Nel mentre una tempesta di sabbia si sviluppò dal nulla e venti vorticosi e sferzate di sabbia sorpresero il nostro piccolo gruppo improvvisato costringendoci a combattere in una condizione di totale cecità, per avere meglio su quell’essere feci ricorso a tutte le mie energie spirituali ed evocai su quell’abominio le sacre fiamme di Idior che avvilupparono il corpo del mostro con bianche fiamme sacre bruciando le membra di quell’immondo essere.

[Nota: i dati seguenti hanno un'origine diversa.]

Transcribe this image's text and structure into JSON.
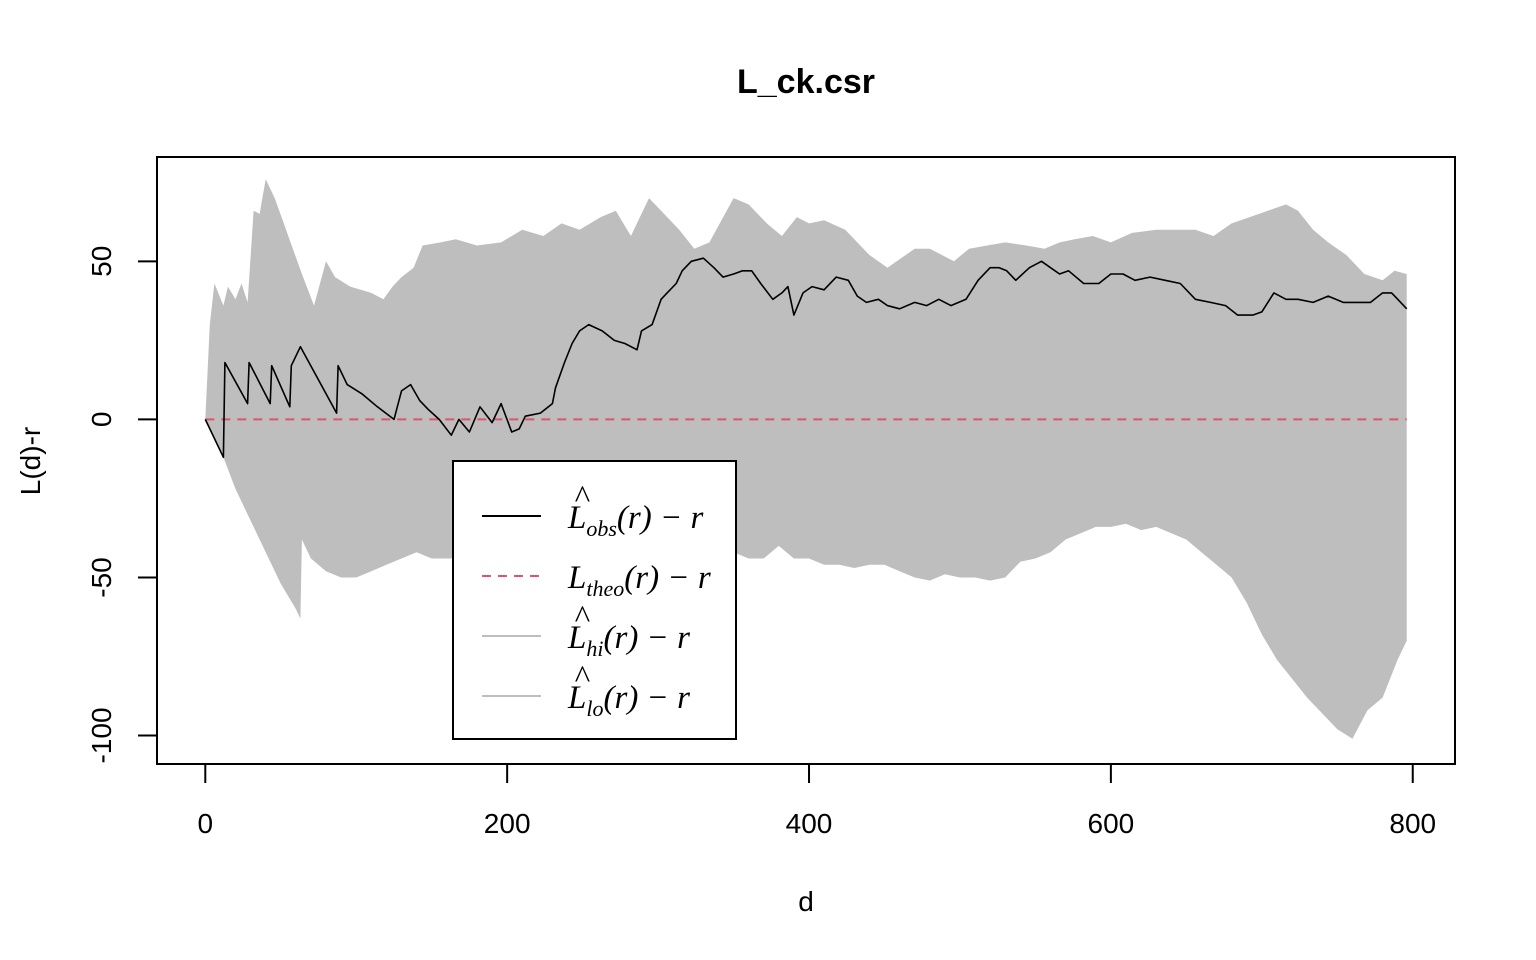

Caddi a terra esausto sconfitto il mostro nel mezzo della tempesta i miei soccorritori mi trascinarono in di una caverna li vicino dove ripresi i sensi e in seguito cercai di intraprendere un dialogo con i miei salvatori.
Fortunatamente parlavano una forma dialettale della lingua del regno di Britannia e riuscii a capirne la forma, di li a poco mi abituai al loro linguaggio e uno di loro, Brahak il suo nome, mi spieghò che la mia scelta di intraprendere il cammino per attraversare il deserto in quel periodo dell’anno era stata quanto mai infelice dato che sarebbe iniziata la stagione delle tempeste di sabbia che mi avrebbe precluso la possibilità di intraprendere la via del ritorno, avrei dovuto aspettare quasi un anno prima di potermi rimettere in cammino, un periodo di tempo che trascorsi nell’accampamento della tribù di Brahak, facendo la conoscenza dei loro costumi e del loro credo religioso.
La permanenza mi diede modo di instaurare con i locali un rapporto sempre più stretto, appresi che il loro popolo discendeva dall’antica razza Fremen che abitava il deserto anni orsono di cui si era persa ogni traccia, incuriositi sempre più dalle preghiere che ogni giorno rivolgevo a Idior iniziarono ad avvicinarsi a piccoli gruppi per avere delle spiegazioni sul credo e sulla dottrina.

Passarono i giorni, le settimane e così i mesi, il clima torrido e le condizioni impervie tempravano il mio corpo mentre la meditazione e la fede tenevano a bada la fame e la sete, di li a poco notai un consistente cambiamento in me, la pelle era diventata di una carnagione olivastra e la mia forza fisica era aumentata, mentre il tempo passava sempre più giovani venivano a sedersi di fronte a me mentre predicavo, era palese che l’amore di Idior stava germogliando e avrebbe messo radici nei cuori di tutti i Fremen,
Molti mesi dopo arrivò il periodo della siccità e cessarono i venti sferzanti che sollevavano la sabbia mostrando così nuovamente il passaggio tra le montagne che mi aveva condotto fino a quelli che ora consideravo come i miei figli rinati nell’amore di Idior.

E così, con la promessa di tornare, preparai i miei effetti per incamminarmi sulla via del ritorno che mi avrebbe riportato alla civiltà, arricchito nel corpo e nello spirito da quell’esperienza ai limiti della sopravvivenza che aveva dimostrato che nessuna avversità può fermare l’uomo nel cui animo albergano l'amore e la fede.